Furloughed flight attendants from Japan Airlines (JAL) have been offered a temporary role as Shinto shrine maidens, a ceremonial position with emphasis on hospitality.
JAL Flight Attendants Now Shinto Shrine Maidens
Shinto is polytheistic faith which originated in Japan. About 70% of Japanese citizens practice Shinto traditions (about the same percentage practice Buddhism, another faith tradition with many overlaps to Shinto) even while the majority reject transcendent faith (but still practice religious rituals). In Shinto, a miko (巫女) is a shrine maiden or a supplementary priestess. Duties were once thought sacred or even prophetic, but today most entail serving as hostesses to shrine visitors. Specifically, shrine maidens are now tasked with ensuring that visitors remain socially distanced while inside shrines.
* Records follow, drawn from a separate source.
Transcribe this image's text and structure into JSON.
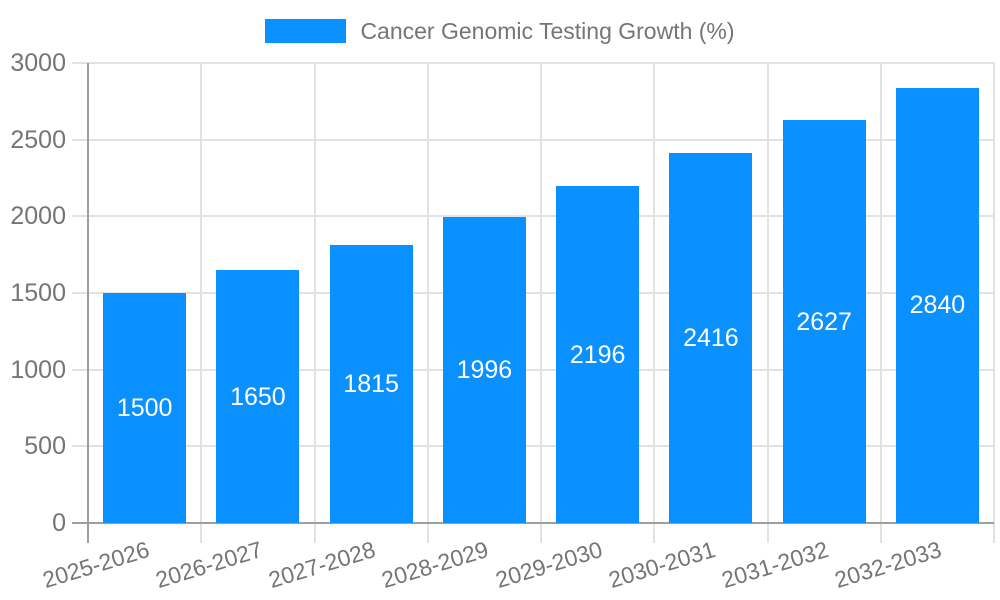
{
  "chart_data": {
    "type": "bar",
    "title": "Cancer Genomic Testing Growth (%)",
    "legend": {
      "position": "top",
      "label": "Cancer Genomic Testing Growth (%)"
    },
    "categories": [
      "2025-2026",
      "2026-2027",
      "2027-2028",
      "2028-2029",
      "2029-2030",
      "2030-2031",
      "2031-2032",
      "2032-2033"
    ],
    "series": [
      {
        "name": "Cancer Genomic Testing Growth (%)",
        "values": [
          1500,
          1650,
          1815,
          1996,
          2196,
          2416,
          2627,
          2840
        ]
      }
    ],
    "bar_labels": [
      "1500",
      "1650",
      "1815",
      "1996",
      "2196",
      "2416",
      "2627",
      "2840"
    ],
    "xlabel": "",
    "ylabel": "",
    "ylim": [
      0,
      3000
    ],
    "yticks": [
      0,
      500,
      1000,
      1500,
      2000,
      2500,
      3000
    ],
    "grid": true,
    "colors": {
      "bar": "#0a90ff",
      "bar_label_text": "#ffffff",
      "axis_text": "#757575",
      "gridline": "#e2e2e2",
      "axis_line": "#9e9e9e"
    }
  }
}
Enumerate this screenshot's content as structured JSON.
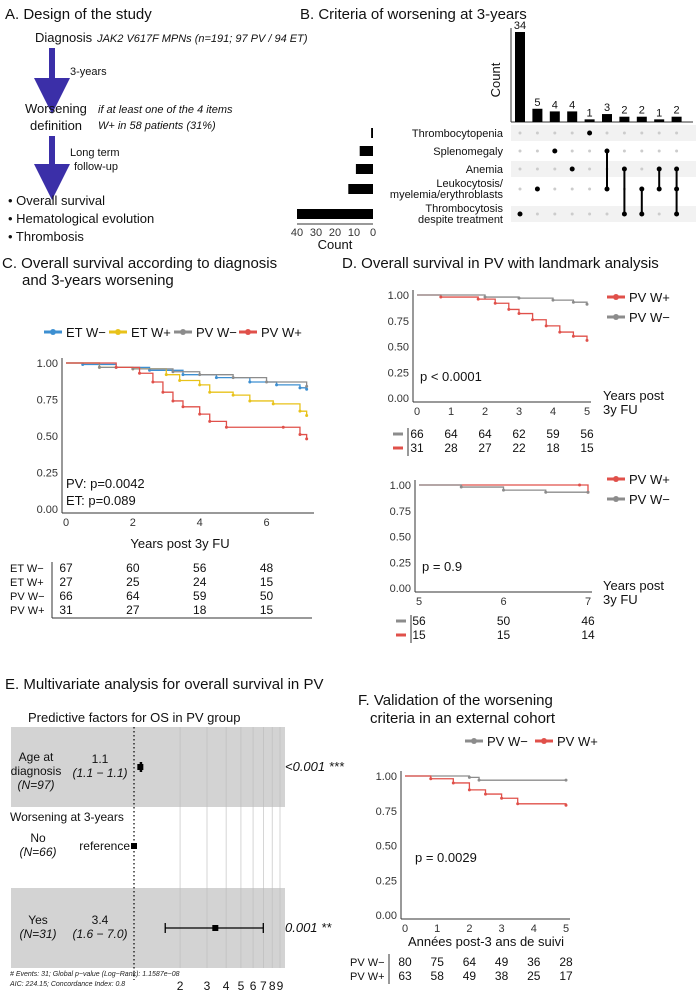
{
  "colors": {
    "arrow": "#3b2fa8",
    "et_wminus": "#3d8fd1",
    "et_wplus": "#e8c21a",
    "pv_wminus": "#8c8c8c",
    "pv_wplus": "#e0504a",
    "band": "#d3d3d3"
  },
  "panelA": {
    "title": "A. Design of the study",
    "diagnosis": "Diagnosis",
    "diagnosis_detail": "JAK2 V617F MPNs (n=191; 97 PV / 94 ET)",
    "arrow1_label": "3-years",
    "worsening_l1": "Worsening",
    "worsening_l2": "definition",
    "worsening_detail_l1": "if at least one of the 4 items",
    "worsening_detail_l2": "W+ in 58 patients (31%)",
    "arrow2_l1": "Long term",
    "arrow2_l2": "follow-up",
    "outcomes": [
      "• Overall survival",
      "• Hematological evolution",
      "• Thrombosis"
    ]
  },
  "chart_data": [
    {
      "id": "B",
      "type": "upset",
      "title": "B. Criteria of worsening at 3-years",
      "ylabel": "Count",
      "set_xlabel": "Count",
      "intersection_values": [
        34,
        5,
        4,
        4,
        1,
        3,
        2,
        2,
        1,
        2
      ],
      "sets": [
        "Thrombocytopenia",
        "Splenomegaly",
        "Anemia",
        "Leukocytosis/",
        "Thrombocytosis"
      ],
      "sets_line2": [
        "",
        "",
        "",
        "myelemia/erythroblasts",
        "despite treatment"
      ],
      "set_sizes": [
        1,
        7,
        9,
        13,
        40
      ],
      "set_axis_ticks": [
        "40",
        "30",
        "20",
        "10",
        "0"
      ],
      "matrix": [
        [
          4
        ],
        [
          3
        ],
        [
          1
        ],
        [
          2
        ],
        [
          0
        ],
        [
          1,
          3
        ],
        [
          2,
          4
        ],
        [
          3,
          4
        ],
        [
          2,
          3
        ],
        [
          2,
          3,
          4
        ]
      ]
    },
    {
      "id": "C",
      "type": "line",
      "title_l1": "C. Overall survival according to diagnosis",
      "title_l2": "and 3-years worsening",
      "xlabel": "Years post 3y FU",
      "xlim": [
        0,
        7.3
      ],
      "ylim": [
        0,
        1
      ],
      "xticks": [
        "0",
        "2",
        "4",
        "6"
      ],
      "yticks": [
        "0.00",
        "0.25",
        "0.50",
        "0.75",
        "1.00"
      ],
      "annotations": [
        "PV: p=0.0042",
        "ET: p=0.089"
      ],
      "series": [
        {
          "name": "ET W−",
          "color": "#3d8fd1",
          "points": [
            [
              0,
              1
            ],
            [
              0.5,
              0.99
            ],
            [
              1.5,
              0.97
            ],
            [
              2.5,
              0.95
            ],
            [
              3.5,
              0.92
            ],
            [
              4.5,
              0.9
            ],
            [
              5.5,
              0.87
            ],
            [
              6.3,
              0.85
            ],
            [
              7,
              0.83
            ],
            [
              7.2,
              0.82
            ]
          ]
        },
        {
          "name": "ET W+",
          "color": "#e8c21a",
          "points": [
            [
              0,
              1
            ],
            [
              1,
              0.97
            ],
            [
              2,
              0.96
            ],
            [
              3,
              0.92
            ],
            [
              3.4,
              0.88
            ],
            [
              4,
              0.85
            ],
            [
              4.3,
              0.8
            ],
            [
              5,
              0.78
            ],
            [
              5.5,
              0.74
            ],
            [
              6.2,
              0.72
            ],
            [
              7,
              0.67
            ],
            [
              7.2,
              0.64
            ]
          ]
        },
        {
          "name": "PV W−",
          "color": "#8c8c8c",
          "points": [
            [
              0,
              1
            ],
            [
              1,
              0.97
            ],
            [
              2,
              0.96
            ],
            [
              3.2,
              0.94
            ],
            [
              4,
              0.92
            ],
            [
              5,
              0.9
            ],
            [
              6,
              0.87
            ],
            [
              7.2,
              0.84
            ]
          ]
        },
        {
          "name": "PV W+",
          "color": "#e0504a",
          "points": [
            [
              0,
              1
            ],
            [
              1.5,
              0.97
            ],
            [
              2.2,
              0.93
            ],
            [
              2.6,
              0.87
            ],
            [
              2.9,
              0.8
            ],
            [
              3.2,
              0.74
            ],
            [
              3.5,
              0.7
            ],
            [
              4,
              0.65
            ],
            [
              4.3,
              0.6
            ],
            [
              4.8,
              0.56
            ],
            [
              6.5,
              0.56
            ],
            [
              7,
              0.51
            ],
            [
              7.2,
              0.48
            ]
          ]
        }
      ],
      "risk_table": [
        {
          "label": "ET W−",
          "values": [
            "67",
            "60",
            "56",
            "48"
          ]
        },
        {
          "label": "ET W+",
          "values": [
            "27",
            "25",
            "24",
            "15"
          ]
        },
        {
          "label": "PV W−",
          "values": [
            "66",
            "64",
            "59",
            "50"
          ]
        },
        {
          "label": "PV W+",
          "values": [
            "31",
            "27",
            "18",
            "15"
          ]
        }
      ]
    },
    {
      "id": "D1",
      "type": "line",
      "title": "D. Overall survival in PV with landmark analysis",
      "xlabel_l1": "Years post",
      "xlabel_l2": "3y FU",
      "xlim": [
        0,
        5
      ],
      "ylim": [
        0,
        1
      ],
      "xticks": [
        "0",
        "1",
        "2",
        "3",
        "4",
        "5"
      ],
      "yticks": [
        "0.00",
        "0.25",
        "0.50",
        "0.75",
        "1.00"
      ],
      "annotation": "p < 0.0001",
      "series": [
        {
          "name": "PV W+",
          "color": "#e0504a",
          "points": [
            [
              0,
              1
            ],
            [
              0.7,
              0.98
            ],
            [
              1.8,
              0.96
            ],
            [
              2.3,
              0.92
            ],
            [
              2.7,
              0.86
            ],
            [
              3,
              0.82
            ],
            [
              3.4,
              0.76
            ],
            [
              3.8,
              0.7
            ],
            [
              4.2,
              0.64
            ],
            [
              4.6,
              0.6
            ],
            [
              5,
              0.56
            ]
          ]
        },
        {
          "name": "PV W−",
          "color": "#8c8c8c",
          "points": [
            [
              0,
              1
            ],
            [
              2,
              0.98
            ],
            [
              3,
              0.97
            ],
            [
              4,
              0.95
            ],
            [
              4.6,
              0.93
            ],
            [
              5,
              0.91
            ]
          ]
        }
      ],
      "risk_table": [
        {
          "label": "PV W−",
          "color": "#8c8c8c",
          "values": [
            "66",
            "64",
            "64",
            "62",
            "59",
            "56"
          ]
        },
        {
          "label": "PV W+",
          "color": "#e0504a",
          "values": [
            "31",
            "28",
            "27",
            "22",
            "18",
            "15"
          ]
        }
      ]
    },
    {
      "id": "D2",
      "type": "line",
      "xlabel_l1": "Years post",
      "xlabel_l2": "3y FU",
      "xlim": [
        5,
        7
      ],
      "ylim": [
        0,
        1
      ],
      "xticks": [
        "5",
        "6",
        "7"
      ],
      "yticks": [
        "0.00",
        "0.25",
        "0.50",
        "0.75",
        "1.00"
      ],
      "annotation": "p = 0.9",
      "series": [
        {
          "name": "PV W+",
          "color": "#e0504a",
          "points": [
            [
              5,
              1
            ],
            [
              6.9,
              1
            ],
            [
              7,
              0.93
            ]
          ]
        },
        {
          "name": "PV W−",
          "color": "#8c8c8c",
          "points": [
            [
              5,
              1
            ],
            [
              5.5,
              0.98
            ],
            [
              6,
              0.95
            ],
            [
              6.5,
              0.93
            ],
            [
              7,
              0.93
            ]
          ]
        }
      ],
      "risk_table": [
        {
          "label": "PV W−",
          "color": "#8c8c8c",
          "values": [
            "56",
            "50",
            "46"
          ]
        },
        {
          "label": "PV W+",
          "color": "#e0504a",
          "values": [
            "15",
            "15",
            "14"
          ]
        }
      ]
    },
    {
      "id": "E",
      "type": "forest",
      "title": "E. Multivariate analysis for overall survival in PV",
      "subtitle": "Predictive factors for OS in PV group",
      "group_label": "Worsening at 3-years",
      "rows": [
        {
          "label_l1": "Age at",
          "label_l2": "diagnosis",
          "n": "(N=97)",
          "hr": 1.1,
          "lo": 1.1,
          "hi": 1.12,
          "hr_text": "1.1",
          "ci_text": "(1.1 − 1.1)",
          "p": "<0.001 ***",
          "band": true
        },
        {
          "label_l1": "No",
          "label_l2": "",
          "n": "(N=66)",
          "hr": 1.0,
          "lo": 1.0,
          "hi": 1.0,
          "hr_text": "reference",
          "ci_text": "",
          "p": "",
          "band": false
        },
        {
          "label_l1": "Yes",
          "label_l2": "",
          "n": "(N=31)",
          "hr": 3.4,
          "lo": 1.6,
          "hi": 7.0,
          "hr_text": "3.4",
          "ci_text": "(1.6 − 7.0)",
          "p": "0.001 **",
          "band": true
        }
      ],
      "xticks": [
        2,
        3,
        4,
        5,
        6,
        7,
        8,
        9
      ],
      "footnote_l1": "# Events: 31; Global p−value (Log−Rank): 1.1587e−08",
      "footnote_l2": "AIC: 224.15; Concordance Index: 0.8"
    },
    {
      "id": "F",
      "type": "line",
      "title_l1": "F. Validation of the worsening",
      "title_l2": "criteria in an external cohort",
      "xlabel": "Années post-3 ans de suivi",
      "xlim": [
        0,
        5
      ],
      "ylim": [
        0,
        1
      ],
      "xticks": [
        "0",
        "1",
        "2",
        "3",
        "4",
        "5"
      ],
      "yticks": [
        "0.00",
        "0.25",
        "0.50",
        "0.75",
        "1.00"
      ],
      "annotation": "p = 0.0029",
      "series": [
        {
          "name": "PV W−",
          "color": "#8c8c8c",
          "points": [
            [
              0,
              1
            ],
            [
              2,
              0.99
            ],
            [
              2.3,
              0.97
            ],
            [
              5,
              0.97
            ]
          ]
        },
        {
          "name": "PV W+",
          "color": "#e0504a",
          "points": [
            [
              0,
              1
            ],
            [
              0.8,
              0.98
            ],
            [
              1.5,
              0.95
            ],
            [
              2,
              0.9
            ],
            [
              2.5,
              0.87
            ],
            [
              3,
              0.84
            ],
            [
              3.5,
              0.8
            ],
            [
              5,
              0.79
            ]
          ]
        }
      ],
      "risk_table": [
        {
          "label": "PV W−",
          "color": "#8c8c8c",
          "values": [
            "80",
            "75",
            "64",
            "49",
            "36",
            "28"
          ]
        },
        {
          "label": "PV W+",
          "color": "#e0504a",
          "values": [
            "63",
            "58",
            "49",
            "38",
            "25",
            "17"
          ]
        }
      ]
    }
  ]
}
Last month, several Fukuoka-based flight attendants entered training at the Munakata Taisha shrine. These were optional, paid positions and only open to unmarried women. Shrine visits peak during the New Year celebrations.
A spokesperson for the shrine told CNN:
“We think Japan Airlines’ first-class customer service may inspire all our staff at shrines. At the same time, we would like the JAL staff to experience the Japanese traditional culture and Japanese spirit and make the best use what they learned for future.”
Unlike the vows required in other faith traditions, flight attendants do not have to be religious or subscribe to any belief system to serve in this role.
The new shine roles are ephemeral in nature, but another indicator that even with a vaccine, recovery of international air travel will be slow in 2021. The service I experienced on JAL in first class was unparalleled…the best I’ve ever experienced (and I’ve experienced incredible service on many airlines over the years). I can only surmise that shrine visitors are in for a treat.